The next advancement came when I realised that I wanted to organise the material into discrete sections. I remember that I was specifically inspired to do this by an Everyman’s Library anthology of Scottish poetry which used broad headers like ‘Personal Matters’, ‘Prayer Matters’ and ‘Philosophical Matters’ to give order to rowdily divergent poems, but I’ve enjoyed many poetry collections that employ effective subdivisions to a range of ends. The sections in I’m A Pretty Circler would come to work like widening circles moving out from the intimate first lovers circle. And I enjoyed the possibility that among the poems the movement might equally be towards as well as away from away from a centred, candid voice: a self balancing somewhere within its non-concentric spheres. I think Mark Mechan did a wonderful job of responding to this in his cover design for the book.

As we grew closer to publication, the collection slimmed down, with poems coming out in ones and twos, or in occasional bolder cuts. I had the sense that we were identifying the most successful of each of the different sorts of poems I had been writing.
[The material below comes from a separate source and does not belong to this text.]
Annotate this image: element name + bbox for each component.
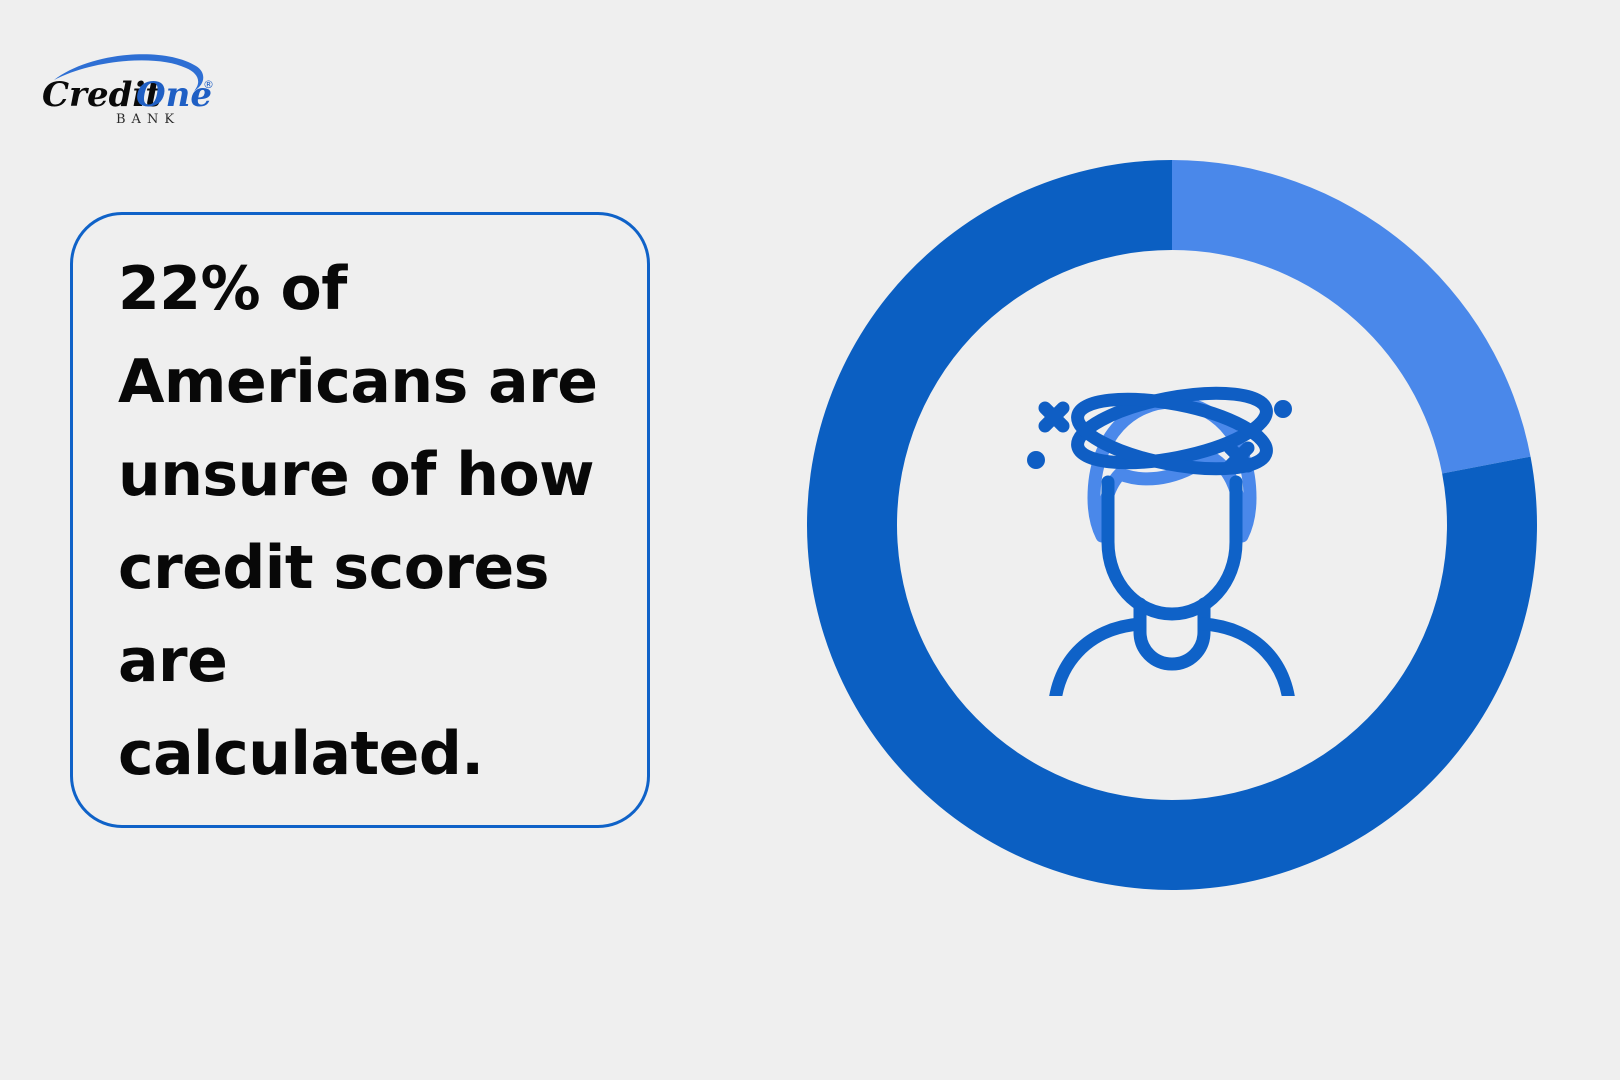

Now it’s been a year since I’m a Pretty Circler was published, and during that time I’ve felt my assessment of the poems shifting. This is in part thanks to close-up and incisive readings that have been offered back to me by reviewers and friends. Some readers have been drawn to poems that surprised me: Lover each has attracted quite a lot of appreciation while the oldest poem in the book, for example. And there’s also been a process more mysterious to me, I think to do with the experience of which poems persistently resonate within changing times and contexts. I realise that I have twice now barefacedly introduced Don’cha Don’cha as a poem I’ll probably never read in public again, only to find myself continually re-drawn to it, even recently republishing it in an anthology.

I’m growing to appreciate that the poems in I’m a Pretty Circler are busying themselves about a job I hadn’t realised I wanted them to do, which is to go out and elicit responses to questions I have about how I want to be in the world. The process has been brilliantly unstopping.

I dare to trust that the book has been working connections out for its readers too. A friend told me she had made a playlist of all the songs quoted in the collection’s closing poem Contemporary Sad Dancers School, and that made me very happy.